If you suspect that this has been a turf war between big companies, you’re right. And if you also suspect the interests of individuals – readers as well as writers – have gotten lost in the shuffle, right again. Both Amazon and various publishers tried to enlist writers in their dispute. But neither side is serving readers’ interest in lower-priced e-books or treating writers fairly.
Many publishers of print books have deals with Amazon to license e-book editions of their entire older “backlists” of printed books. Amazon makes no attempt to verify whether print publishers actually hold e-book rights to these works, much less what percentage is supposed to be paid to authors. In many cases, the rights to license those e-books belong to authors, not publishers. The writers should be able to negotiate their own deals with Amazon or other distributors of electronic versions of their books. However, that means writers might be competing with bootleg editions issued by publishers of their print books.
This may sound complicated, legalistic, and irrelevant to the reading public. In practice, it may greatly impact both the prices readers pay for e-books and the earnings of authors. Amazon offers self-published authors 70% of the e-book list price in certain price ranges. For example, if a reader pays Amazon $5.99 for a self-published e-book, Amazon keeps $1.79 and passes on $4.20 to the author.

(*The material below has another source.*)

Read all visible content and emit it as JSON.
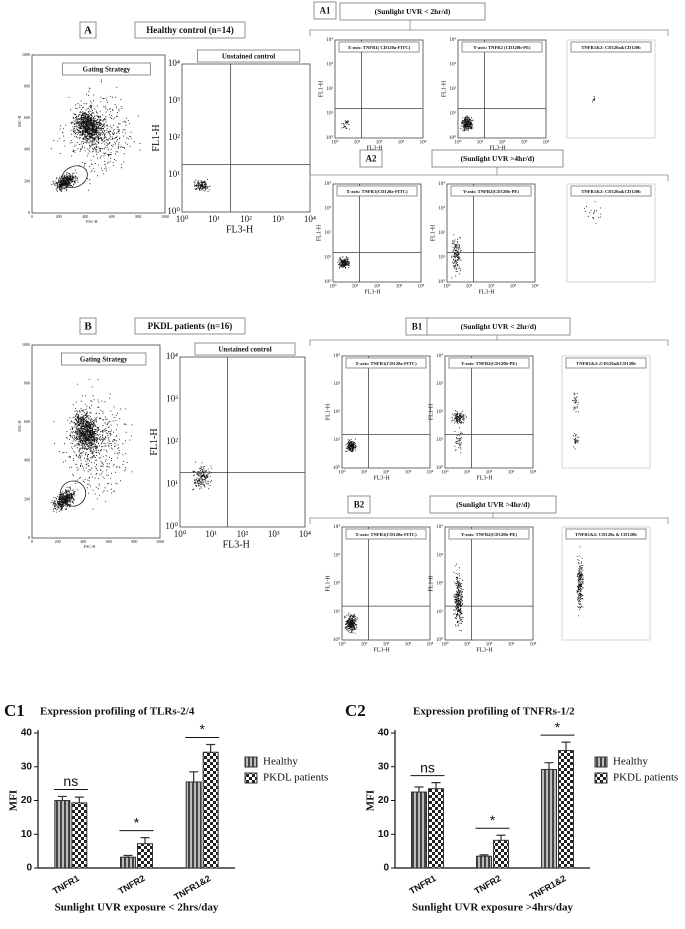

For the same $5.99 e-book licensed to Amazon by a print publisher, Amazon keeps the same $1.79 and passes $4.20 on to the publisher. Amazon tells readers in its terms of service that e-books are licensed, not sold But almost all print publishers treat e-book licensing revenue as “sales,” rather than licensing of a subsidiary right. Instead of the author receiving $4.20 (or even 50% of revenues usually due to the author of a licensed work), most publishers keep $3.78 and pay the writer the same 42 cents they earn from the sale of a printed book (10%).
Authors should receive a larger share of e-book revenues than of print book sales. The publisher of printed books incurs costs to produce, warehouse and ship the books. Publishing an e-book version of a print book costs next to nothing.
When authors control their e-book rights, they can set lower prices than print publishers would. At the same time, when authors earn a higher percentage of e-book revenues from self-published e-books, or e-books for which they are properly paid based on subsidiary rights licensing, that leads to lower prices for readers and higher earnings for authors.
If Hachette and other publishers really wanted to serve writers, they would:
- Withdraw e-book editions they have issued for print books whose rights belong to their authors;
- Pay authors of backlist e-books at least the 50% share of revenues due them for standard subsidiary rights licensing; and
- Pay authors for e-book revenues publishers have previously collected in violation of the authors’ rights.
If Amazon wants to show that it supports writers, it would:
- Verify who holds the rights to backlist books offered in electronic form and deal only with bona fide holders of e-book rights;
- Pay writers directly their share of e-book revenues; and
- Provide authors with the same reporting on sales and revenues that it provides publishers.
Edward Hasbrouck, the co-chair of the Book Division of the National Writers Union, UAW Local 1981, is the author of the Practical Nomad series of travel books.